Yesterday I took a trip to Michael's in Lakeview to match the yarn from Mother Andersen's flower pin. Let's just look at the bigger picture here. I went to a craft store, located in a largely gay neighborhood in the third most populous city in the nation, in early December, to purchase a specific and one-year-old shade of sparkly red yarn. "'Twas brillig, and the slithy toves did gyre and gimble in the wabe."

Michael's didn't have red yarn in the brand I was looking for. They had black shimmer, magenta shimmer, turquoise shimmer -- no red shimmer. Several other brands had red shimmer yarn, so I checked them all out. This one's too bright. That one's too bluish. The one over there is a garish color of red not even found in nature.
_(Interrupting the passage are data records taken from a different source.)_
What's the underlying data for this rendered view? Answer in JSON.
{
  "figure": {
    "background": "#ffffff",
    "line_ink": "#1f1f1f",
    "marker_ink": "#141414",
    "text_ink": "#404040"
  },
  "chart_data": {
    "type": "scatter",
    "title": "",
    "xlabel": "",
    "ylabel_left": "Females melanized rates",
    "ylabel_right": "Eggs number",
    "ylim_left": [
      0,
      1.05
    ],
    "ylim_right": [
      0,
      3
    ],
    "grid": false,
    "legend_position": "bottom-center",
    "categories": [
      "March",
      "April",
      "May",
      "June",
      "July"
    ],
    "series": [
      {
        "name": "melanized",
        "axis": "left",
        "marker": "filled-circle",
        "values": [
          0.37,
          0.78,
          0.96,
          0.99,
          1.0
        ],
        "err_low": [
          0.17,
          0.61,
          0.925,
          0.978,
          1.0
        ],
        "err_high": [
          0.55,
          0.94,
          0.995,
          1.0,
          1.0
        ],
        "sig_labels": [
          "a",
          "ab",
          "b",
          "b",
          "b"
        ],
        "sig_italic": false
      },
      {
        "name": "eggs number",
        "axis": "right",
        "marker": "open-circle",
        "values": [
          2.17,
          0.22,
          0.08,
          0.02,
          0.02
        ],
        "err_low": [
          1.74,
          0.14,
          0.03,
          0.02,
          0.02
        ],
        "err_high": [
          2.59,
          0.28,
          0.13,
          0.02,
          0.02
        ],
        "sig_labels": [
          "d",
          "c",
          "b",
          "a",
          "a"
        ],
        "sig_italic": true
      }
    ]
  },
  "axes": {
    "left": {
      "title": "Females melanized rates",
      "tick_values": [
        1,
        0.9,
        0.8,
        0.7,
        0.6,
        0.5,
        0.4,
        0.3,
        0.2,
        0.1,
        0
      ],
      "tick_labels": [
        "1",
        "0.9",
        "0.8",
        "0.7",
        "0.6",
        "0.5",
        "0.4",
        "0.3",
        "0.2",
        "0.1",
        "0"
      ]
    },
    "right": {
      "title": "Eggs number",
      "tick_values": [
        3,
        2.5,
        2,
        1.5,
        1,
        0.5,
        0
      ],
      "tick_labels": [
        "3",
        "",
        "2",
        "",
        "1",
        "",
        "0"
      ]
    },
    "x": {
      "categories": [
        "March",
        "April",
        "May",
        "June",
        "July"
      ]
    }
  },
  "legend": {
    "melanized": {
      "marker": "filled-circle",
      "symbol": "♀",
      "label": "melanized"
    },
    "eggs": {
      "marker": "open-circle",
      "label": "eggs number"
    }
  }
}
I even thought I could mix a flat red with a metallic red of a different brand to achieve my color of choice. To no avail.

I had decided I would make a voyage to the JoAnn Fabrics on Elston Avenue -- or, as I call it, the Disneyland of Yarn -- over the weekend to see if they could bail me out with some closely matching yarn. The only flaw in that plan is that I rely on public transportation, and going from Rogers Park to Elston Avenue via CTA is a one-hour, two-busses-and-a-train investment each way. But I adore Wallace Soren Andersen, so it was an investment that I was willing to make.

And then this morning, I remembered something wonderful. My mother, the one who makes the best fudge slices in the known universe, had taken me to Hobby Lobby in Batavia last month and purchased for me $50 worth of the yarn of my choice. And one of the skeins of the yarn of my choice was... Red. Shimmer. Yarn. And it matches pretty closely to Mrs. Andersen's flower. Pardon my last-minute mixing of tales of adventure, but to quote Dorothy Gale, "There's no place like home."